CEO Mark Zuckerberg announced Project CAIRaoke, a fully end-to-end neural model for building on-device assistants, at Meta’s first virtual event since the rebranding. Alborz Geramifard, a senior research manager at Meta AI, expanded on how the company is taking conversational AI to a different level with Project CAIRaoke.

“At Meta AI, we’re working on a system that could be personalised, embedded, embodied, and interact with you in a contextual multimodal fashion. That way your interactions are as frictionless as possible,” he said. 

In the future, the assistant may even follow the person in the metaverse, but currently, the focus is on voice-only interactions.

“It can see what you see from your first-person perspective, hear what you hear and, most importantly, understand the context of the situations you are in,” he said. 
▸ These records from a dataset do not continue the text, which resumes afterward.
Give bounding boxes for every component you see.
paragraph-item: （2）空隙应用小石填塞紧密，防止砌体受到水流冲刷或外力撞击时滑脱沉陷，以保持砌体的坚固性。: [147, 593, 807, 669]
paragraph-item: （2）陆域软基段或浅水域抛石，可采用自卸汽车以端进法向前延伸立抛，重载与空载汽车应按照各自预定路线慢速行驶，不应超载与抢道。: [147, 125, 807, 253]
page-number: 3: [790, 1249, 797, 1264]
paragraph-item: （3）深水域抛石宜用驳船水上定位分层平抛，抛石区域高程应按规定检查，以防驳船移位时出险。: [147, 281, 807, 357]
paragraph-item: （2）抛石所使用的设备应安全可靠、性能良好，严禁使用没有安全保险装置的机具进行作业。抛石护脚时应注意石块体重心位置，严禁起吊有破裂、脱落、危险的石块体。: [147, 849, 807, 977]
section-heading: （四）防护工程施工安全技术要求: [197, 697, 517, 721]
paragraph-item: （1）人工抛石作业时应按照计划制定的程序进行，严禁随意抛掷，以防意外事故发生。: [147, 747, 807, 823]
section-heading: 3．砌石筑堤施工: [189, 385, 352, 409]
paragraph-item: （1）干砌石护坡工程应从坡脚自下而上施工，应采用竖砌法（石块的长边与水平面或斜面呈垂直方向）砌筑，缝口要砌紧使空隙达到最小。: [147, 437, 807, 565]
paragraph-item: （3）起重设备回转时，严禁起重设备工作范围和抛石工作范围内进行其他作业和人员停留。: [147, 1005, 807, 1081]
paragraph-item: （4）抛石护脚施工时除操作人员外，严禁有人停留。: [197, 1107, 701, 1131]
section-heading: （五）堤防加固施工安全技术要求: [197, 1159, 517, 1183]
Despite advancements in natural language understanding, the supercharged assistants have yet to become a reality.

The team has combined the modules from natural language understanding to the natural language generation in a single model. For building the contextual aspect, Meta is relying on the AI model called BART. 

Meta said it was using the model in its video-calling Portal device. “We plan to augment the project CAIRaoke model to handle multilingual and then multimodal input and outputs as we hope its single model architecture allows for a scooter upgrade process,” said Geramifard.

Meta has plans to integrate it in augmented and virtual reality devices to enable even more immersive and multimodal interactions.